The digitization of the brick-and-mortar: Innovation fueling new shopping experiences

Despite a massive surge in popularity in the past five to 10 years, e-commerce is virtually still in its infancy stage, at least compared with brick-and-mortar, which has existed for thousands of years. As such, it may be premature to suggest that online shopping is going to not only win out, but completely eradicate the need for physical shops in the near future. We may be trending that way, but the brick-and-mortar is not going down without a fight. It simply needs to adjust to keep up with the changing times. 

The increasing digitization of the brick-and-mortars has paved the way for innovation in the retail sector. While traditional e-commerce provides shoppers with the convenience of buying products from the comfort of their own home, consumers can further enhance their shopping experience in person with the right tools and technology. Mobility is playing a major role in this effort, as customers who bring their smartphones to the mall or department store can price-check, read reviews and shop around at competitors with each physical item they come into contact with. It's essentially combining the in-person with the e-commerce experience.

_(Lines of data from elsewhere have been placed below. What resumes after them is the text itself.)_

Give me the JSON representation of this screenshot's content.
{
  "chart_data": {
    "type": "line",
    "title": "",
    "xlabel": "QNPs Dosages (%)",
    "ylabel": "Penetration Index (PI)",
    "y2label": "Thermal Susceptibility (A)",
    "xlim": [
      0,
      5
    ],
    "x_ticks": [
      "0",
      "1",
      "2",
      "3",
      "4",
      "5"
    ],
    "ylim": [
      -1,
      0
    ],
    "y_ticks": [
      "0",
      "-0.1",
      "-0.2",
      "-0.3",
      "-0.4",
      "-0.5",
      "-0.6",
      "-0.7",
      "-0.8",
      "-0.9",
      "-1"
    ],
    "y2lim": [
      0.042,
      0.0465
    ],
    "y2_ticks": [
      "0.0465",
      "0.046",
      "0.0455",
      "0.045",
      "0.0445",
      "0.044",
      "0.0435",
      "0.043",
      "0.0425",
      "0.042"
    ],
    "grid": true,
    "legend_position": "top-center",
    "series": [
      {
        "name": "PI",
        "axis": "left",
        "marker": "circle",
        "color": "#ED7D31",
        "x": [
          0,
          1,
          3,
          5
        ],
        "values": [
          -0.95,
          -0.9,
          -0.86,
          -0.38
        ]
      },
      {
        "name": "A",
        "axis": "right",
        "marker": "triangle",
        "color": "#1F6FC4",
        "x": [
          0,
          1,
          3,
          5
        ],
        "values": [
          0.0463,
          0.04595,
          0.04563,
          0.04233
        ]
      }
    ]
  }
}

Retailers are embracing new technologies in their stores as well. The use of mobility, big data management, cloud tools and other innovations has transformed the customer experience model. Product design is being reshaped by innovative retail experiences as businesses are able to adjust their manufacturing accordingly based on consumer behavior.

Business mogul Richard Branson discussed this at 30/30 Vision: an event hosted by Virgin Media designed to facilitate discussions surrounding the future of business.

"The last 30 years have seen dramatic developments in how businesses operate and interact with their customers, not least the enormous possibilities generated by the internet and digital technology," Branson said. He spoke about innovations ranging from 3D-printed fashion accessories to theft-proof backpacks that linked to an owner's digital code, among other new products, and shared his vision for a future where products like this are the norm. 

"Consumers are setting the pace, they are very engaged and pick up on things quicker," added Alison Lancaster, interim marketing director at McArthurGlen, who managed the retail debate at the event. "These small companies are important because as technology evolves it's hard for big companies to be agile and fluid – which is why we are seeing a lot of retailers setting up tech incubators."

Innovation is also paving the way for safer, more efficient payment operations. New payment processing software isn't just keeping customer information more secure — although that's certainly a key advantage in the wake of the Target breach that rocked the retail world last holiday season — it's also capturing data and transforming it into a valuable tool that can enhance the checkout process.

Ultimately, innovation is not going to slow down in the retail sector and your traditional brick-and-mortar experience is going to look alarmingly different in the coming years. As a retail owner it's important to stay ahead of the market to reduce the risk of falling behind the competition. Working with a payment processing software provider can ensure this doesn't happen.